I like to occasionally check out the West Side Rag, this local blog listing all the restaurant openings and closings and health code violations and weird crimes that happen on the Upper West Side. And I saw this story, about a woman who had a crush on a neighborhood guy when she was 19 years old and new to New York City. She thought he was so hot. She dubbed him “Teen Idol.”
And then she did not a damn thing about it for 20 years.
That’s right. The occasion for the story isn’t just that this woman stalked him all over town, but that she wistfully watched him from afar, living his life, until one day, like a year ago, she spotted him in a building where he was working, and where she would be coming regularly. So, you know, she finally got up the nerve to introduce herself. Two decades later.
And just the other day, they got married in Central Park. That’s great! It’s also a crying shame.
Seriously?! Maybe the journalist took some liberties; maybe the woman thought he was cute but wasn’t that interested. Maybe she was involved with someone else 15 of the past 20 years. The story doesn’t say.
But what I do now is this—she waited until she was 39 to grow a pair. OK, so maybe she might have made a move when she was 22, and he may not have been ready for her, or ok, they could have gotten together, had a hot thing going, and flamed out before either of them hit 30. Doesn’t matter. You can call it fate, but I call it crazy.
My problem has always been that people say, “Ah if it’s meant to be, it will be.” But I couldn’t disagree more, because that’s like playing a chess game with fate and deciding that in order to win you won’t move any of your pieces around.
(Read more of my strong feelings about fate. Strong language advisory.)
My question to you is this: You see someone who appeals to you, even a little? What on God’s earth are you waiting for? This city, and most cities, are crawling with people, and the continual churn of randomness of it all is such that you just may not get this chance again.

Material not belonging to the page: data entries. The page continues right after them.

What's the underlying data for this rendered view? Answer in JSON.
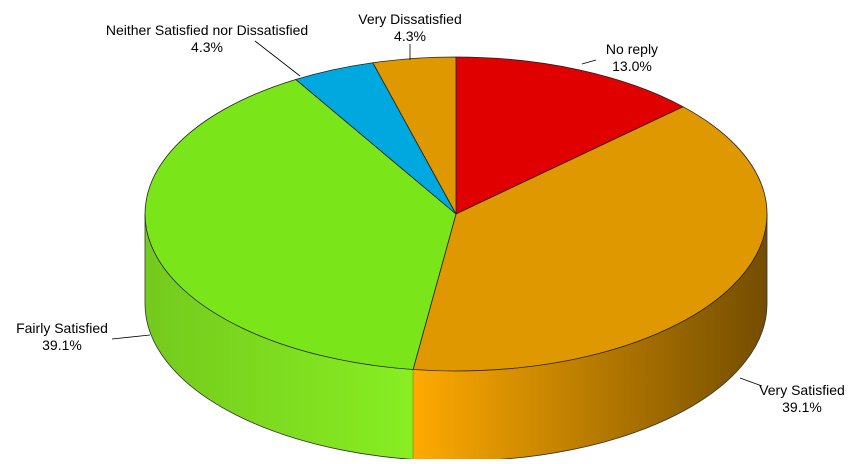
{
  "chart_data": {
    "type": "pie",
    "title": "",
    "start_angle_deg": 90,
    "direction": "clockwise",
    "slices": [
      {
        "label": "No reply",
        "value": 13.0,
        "value_label": "13.0%",
        "color": "#e00000",
        "side_color": "#c00000"
      },
      {
        "label": "Very Satisfied",
        "value": 39.1,
        "value_label": "39.1%",
        "color": "#e09800",
        "side_color": "#ffaa00"
      },
      {
        "label": "Fairly Satisfied",
        "value": 39.1,
        "value_label": "39.1%",
        "color": "#7ae619",
        "side_color": "#88ee22"
      },
      {
        "label": "Neither Satisfied nor Dissatisfied",
        "value": 4.3,
        "value_label": "4.3%",
        "color": "#00a8e0",
        "side_color": "#0090c0"
      },
      {
        "label": "Very Dissatisfied",
        "value": 4.3,
        "value_label": "4.3%",
        "color": "#e09800",
        "side_color": "#c08000"
      }
    ]
  }
}
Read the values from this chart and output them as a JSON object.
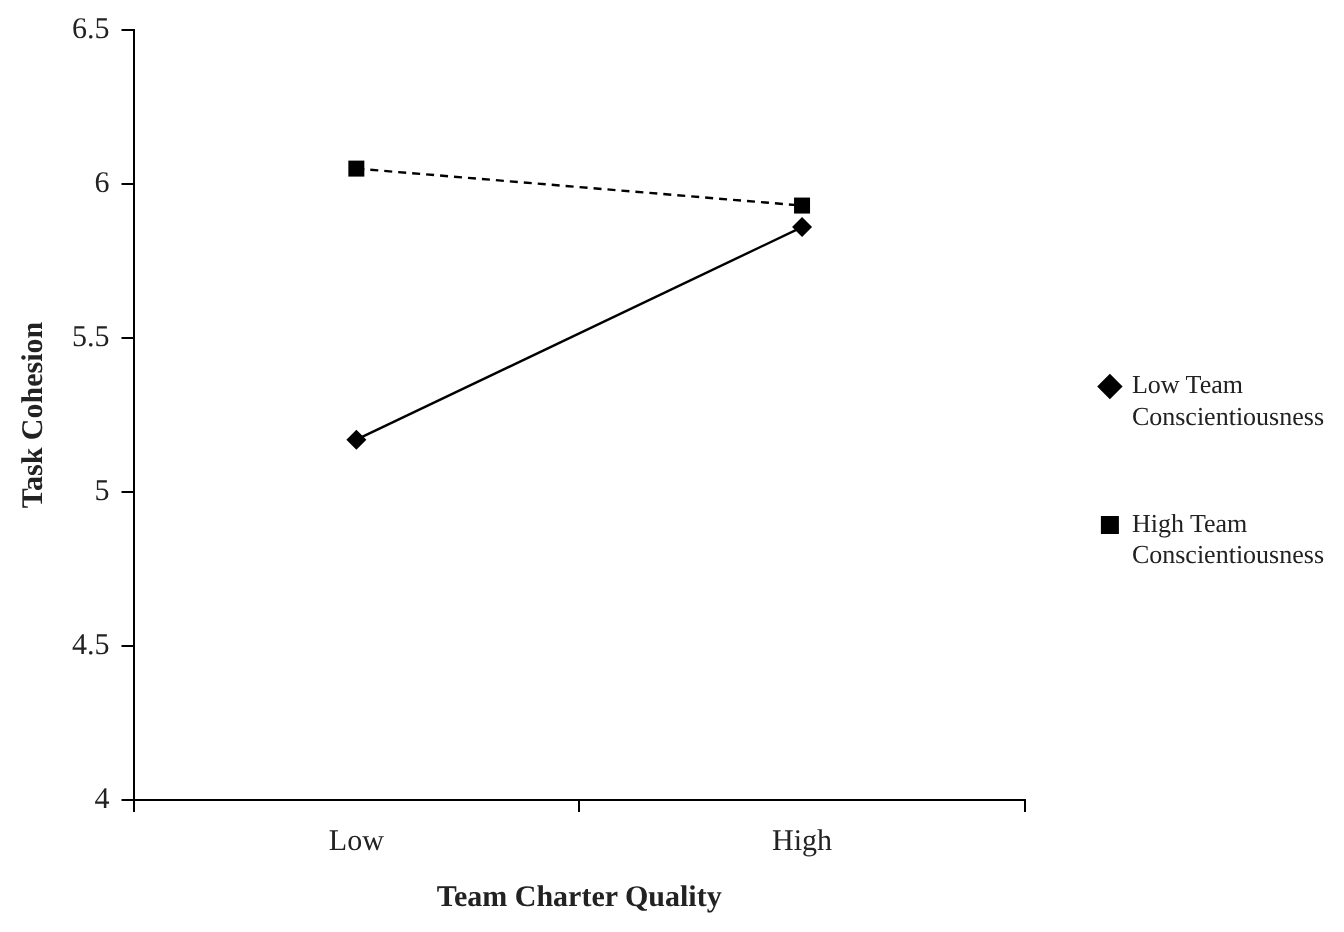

You say, “Oh but I don’t want to have to ask a guy out.” (Men, you have no excuse. Man up.) But ladies, you don’t have to do that. But you do have to swing that door open so he knows you’re there and that he’s welcome to walk through. And I can’t tell you how many times it’s paid off (many). Including my last serious relationship, which happened because I left my card behind and he followed up.
Ok, I’ll admit, even I choke sometimes: I was playing touch football in a Zogsports league as I do in the spring and fall, and I spotted a cutie, but was like, Jesus, what the hell do I do? Walk up to him at 3pm on a Sunday and ask him out? That’s weird. Hit on him in front of his friends as they change their shoes? No. So I didn’t do anything. Like a dummy.
Then…last game of the season, guess who we’re playing. Yup. It was a tense game, overtime, the whole thing. We win. Long story, I was late, so I hadn’t played this game, but you better believe I jumped in to do the whole “good game” hand shake thing. And when I got to this handsome fella, I shook his hand and smiled and said quite simply, “You’re so cute.” I said it with a big smile and a silly energy, since it was a high-energy game and I just went with it. “You’re cute, too,” he said. “Well, I regretted not telling you that the first time we played you,” I said.
His reply? “Want to get a drink sometime?”
Yes. Yes I would.
Truth is, he could have said, “Oh, that’s sweet, but I’m married,” or “Why thank you,” and then nothing. Who cares? What do I lose by doing that? Nothing. How am I supposed to know what his deal is. It’s the most blissfully ignorant moment of all. Worst case scenario? He is blushing and flattered and you made his damn day.
Bottom line: Do not wait around and stare at people from afar. Make yourself known. Or you’ll find yourself hobbling toward some old hottie in the nursing home, saying, Didn’t you used to eat at Ray’s Pizza in the 90s? And then your dentures will fall out of your head.